After spending some time away from medicine, I return to find that there seems to be a surreptitious, mysterious pandemic infiltrating the junior doctors that practice medicine in the United Kingdom. The cause of this pandemic has largely been overlooked but recent research can now confirm the existence and rampancy of the condition, which can now be revealed as Robotisism. Although the mechanism remains unclear it is thought that Robotisism metamorphose human doctors into machine like –robots programmed to solely perform tasks. They may look like the epitome of the healthy doctor, but closer inspection reveal that they are far from this.Epidemiology
The exact magnitude of the problem has yet to be ascertained but preliminary data suggest that it could be classed as a pandemic of mass proportions. Nevertheless, estimates of prevalence of Robotisism are grossly underestimated due to difficulty in detection. Cases of Robotisism remain undetected for quite some time as it can often be erroneously misinterpreted as “focus” or “discipline”. Robotic symptoms can be masked and mislabelled by health professionals as being single-minded, career orientated and determined, delaying detection and treatment.
The culpable pathogenic agent is the gram positive S. Robotoseus organism. Transmission is airborne and has been demonstrated to be highly contagious. The pathogen is ubiquitous and contracted by repeated exposure to the S. Robotoseus organism in hospitals. Those particularly highly prevalent areas include the “doctors mess” and doctors nights out.
Spectrum of disease: signs and symptoms.
The condition has a wide spectrum of multi-system manifestations affecting both the physical and psychological state. Physical manifestations include disruption of the ambulatory system, with cases developing a distinctive swaggering gait. Opthamological involvement can be a key clinical clue as eyes may often appear glazed over especially when confronted with any form of culture or politics.
Although normally vociferous they can often become aphasic when placed in non-medical social settings. Whilst, social conversation are heavily tainted by medicine, Psychological symptoms often predominate and thus the paradigm of the mental state examination is highly relevant.
Patients display gross disinterest in anyone unless they can offer some form of career advancement, real or perceived. Frustration is compounded by ruminating, intrusive thoughts of completing at least one more audit and publication than their colleagues.
Patients often have abnormal ideas, delusions of grandeur for example often supported by other co-infected doctors. This can often be accompanied by a deep- routed inability to appreciate other sectors and an unshakeable belief that non-medics, most notably philosophers, writers, artisans alike occupy a lower echelon in society.
A key feature of Robotisism is the seemingly insurmountable disruption to the thought process, marked by an inability to think freely and suppression of imagination. Other non- specific features attributable to Robotisism is a desperate need to conform to a herd mentality and a startling lack of insight into their condition.
Diagnosis is based mainly on clinical presentation in the absence of rapid diagnostic tests and a high index of suspicion is required. Genetic markers to detect Robotisism are not yet being considered for development however there most probably is some genetic susceptibility as the progeny of doctors seem to be more affected. There also seems to be decreased t-cell immunity in certain surgical specialities. Potential exacerbating factors are changes to MTAS/MMC, early super specialisation with conveyor belt run-through training schemes and perhaps status anxiety.

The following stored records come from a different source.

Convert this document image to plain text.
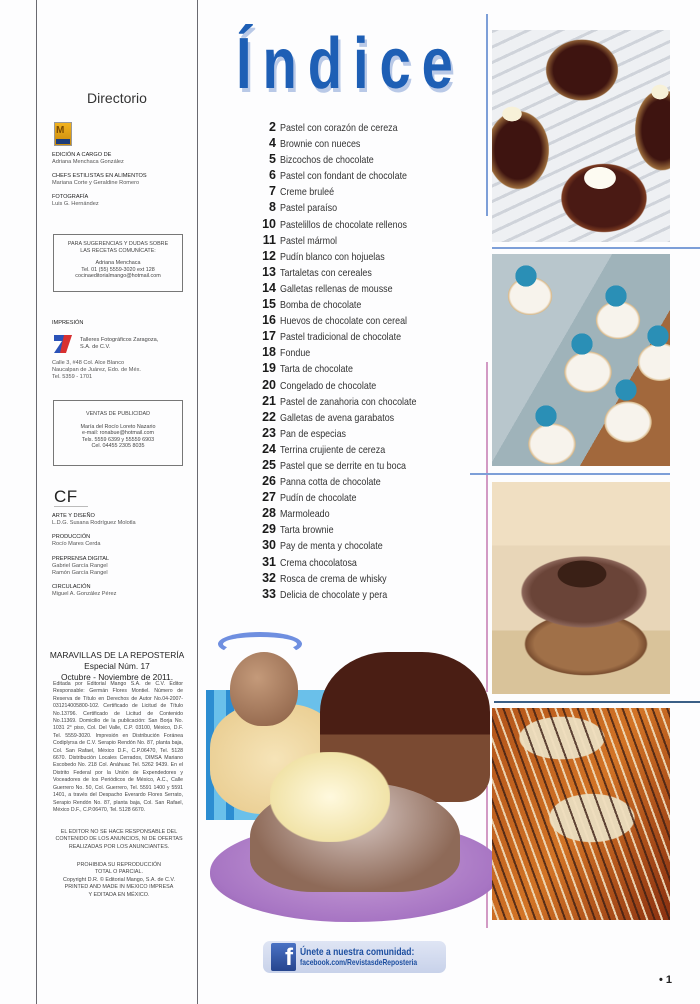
Directorio
M
EDICIÓN A CARGO DE
Adriana Menchaca González
CHEFS ESTILISTAS EN ALIMENTOS
Mariana Corte y Geraldine Romero
FOTOGRAFÍA
Luis G. Hernández
PARA SUGERENCIAS Y DUDAS SOBRE
LAS RECETAS COMUNÍCATE:
Adriana Menchaca
Tel. 01 (55) 5559-3020 ext 128
cocinaeditorialmango@hotmail.com
IMPRESIÓN
Talleres Fotográficos Zaragoza,
S.A. de C.V.
Calle 3, #48 Col. Alce Blanco
Naucalpan de Juárez, Edo. de Méx.
Tel. 5359 - 1701
VENTAS DE PUBLICIDAD
María del Rocío Loreto Nazario
e-mail: ronabue@hotmail.com
Tels. 5559 6399 y 55559 6903
Cel. 04455 2305 8035
CF
ARTE Y DISEÑO
L.D.G. Susana Rodríguez Molotla
PRODUCCIÓN
Rocío Mares Cerda
PREPRENSA DIGITAL
Gabriel García Rangel
Ramón García Rangel
CIRCULACIÓN
Miguel A. González Pérez
MARAVILLAS DE LA REPOSTERÍA
Especial Núm. 17
Octubre - Noviembre de 2011.
Editada por Editorial Mango S.A. de C.V. Editor Responsable: Germán Flores Montiel. Número de Reserva de Título en Derechos de Autor No.04-2007-031214005800-102. Certificado de Licitud de Título No.13796. Certificado de Licitud de Contenido No.11369. Domicilio de la publicación: San Borja No. 1031 2° piso, Col. Del Valle, C.P. 03100, México, D.F. Tel. 5559-3020. Impresión en Distribución Foránea Codiplyrsa de C.V. Serapio Rendón No. 87, planta baja, Col. San Rafael, México D.F., C.P.06470, Tel. 5128 6670. Distribución Locales Cerrados, DIMSA Mariano Escobedo No. 218 Col. Anáhuac Tel. 5262 9439. En el Distrito Federal por la Unión de Expendedores y Voceadores de los Periódicos de México, A.C., Calle Guerrero No. 50, Col. Guerrero, Tel. 5591 1400 y 5591 1401, a través del Despacho Everardo Flores Serrato, Serapio Rendón No. 87, planta baja, Col. San Rafael, México D.F., C.P.06470, Tel. 5128 6670.
EL EDITOR NO SE HACE RESPONSABLE DEL CONTENIDO DE LOS ANUNCIOS, NI DE OFERTAS REALIZADAS POR LOS ANUNCIANTES.
PROHIBIDA SU REPRODUCCIÓN
TOTAL O PARCIAL.
Copyright D.R. © Editorial Mango, S.A. de C.V.
PRINTED AND MADE IN MEXICO IMPRESA
Y EDITADA EN MÉXICO.
Índice
2 Pastel con corazón de cereza
4 Brownie con nueces
5 Bizcochos de chocolate
6 Pastel con fondant de chocolate
7 Creme bruleé
8 Pastel paraíso
10 Pastelillos de chocolate rellenos
11 Pastel mármol
12 Pudín blanco con hojuelas
13 Tartaletas con cereales
14 Galletas rellenas de mousse
15 Bomba de chocolate
16 Huevos de chocolate con cereal
17 Pastel tradicional de chocolate
18 Fondue
19 Tarta de chocolate
20 Congelado de chocolate
21 Pastel de zanahoria con chocolate
22 Galletas de avena garabatos
23 Pan de especias
24 Terrina crujiente de cereza
25 Pastel que se derrite en tu boca
26 Panna cotta de chocolate
27 Pudín de chocolate
28 Marmoleado
29 Tarta brownie
30 Pay de menta y chocolate
31 Crema chocolatosa
32 Rosca de crema de whisky
33 Delicia de chocolate y pera
f Únete a nuestra comunidad:
facebook.com/RevistasdeReposteria
• 1
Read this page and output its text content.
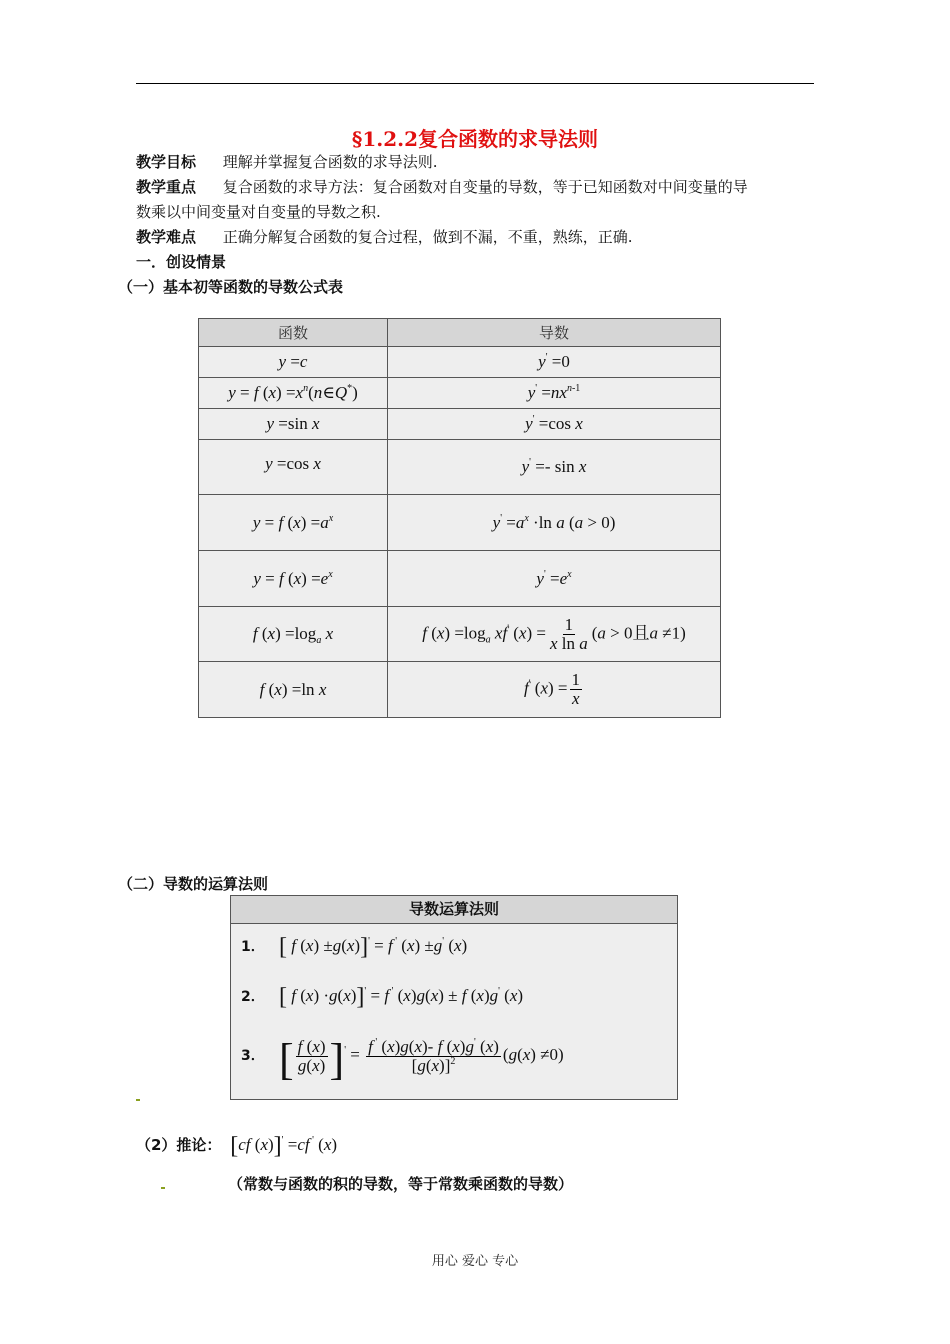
§1.2.2复合函数的求导法则
教学目标 理解并掌握复合函数的求导法则.
教学重点 复合函数的求导方法：复合函数对自变量的导数，等于已知函数对中间变量的导
数乘以中间变量对自变量的导数之积.
教学难点 正确分解复合函数的复合过程，做到不漏，不重，熟练，正确.
一．创设情景
（一）基本初等函数的导数公式表
函数	导数
y =c	y' =0
y = f $(x) =x^n(n\in Q^*)$	$y' =nx^{n-1}$
y =sin x	y' =cos x
y =cos x	y' =- sin x
y = f $(x) =a^x$	$y' =a^x \cdot\ln$ a (a > 0)
y = f $(x) =e^x$	$y' =e^x$
f $(x) =\log_a$ x	f $(x) =\log_a$ xf' $(x) = \frac{1}{\text{x ln a}} (a > 0$且a ≠1)
f (x) =ln x	f' $(x) = \frac{1}{x}$
（二）导数的运算法则
导数运算法则
1． [ f (x) ±g(x)]' = f ' (x) ±g' (x)
2． [ f (x) ·g(x)]' = f ' (x)g(x) ± f (x)g' (x)
3． [ $\frac{f (x)}{g(x)} ]' = \frac{f ' (x)g(x)- f (x)g' (x)}{[g(x)]^2} (g(x) \ne 0)$
（2）推论： [cf (x)]' =cf ' (x)
（常数与函数的积的导数，等于常数乘函数的导数）
用心 爱心 专心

Long term sequelae: Terryfying!
Studies of the natural history of the disease are alarming with psychological sclerosis and impoverished interest in life. Most disturbingly, at its most severe form infected patients brains are replaced with circuit boards and they are no longer capable of any autonomous thought. The condition although not lethal, does have significant social morbidity and the burden of disease in hospitals is great.
Fortunately, treatment is freely available but requires a multi-modal approach otherwise resistance develops. One off doses or brief glimpses of the odd inspiring person are ineffective and only offer short term respite. The best solution is far removed sanatoriums in the countryside. Some suggested treatment regimens include travelling, frequenting art galleries, cinemas weekly (world cinema if tolerates). And perhaps, most importantly, interaction with people outside of medicine.
There has been some issues around compliance, understandably but this can be overcome with information and education. Prevention is the mainstay as individual response to treatments vary; a public health approach must be taken. Potentially preventable, health professionals have a responsibility to act and it is imperative that they do so. Call for action.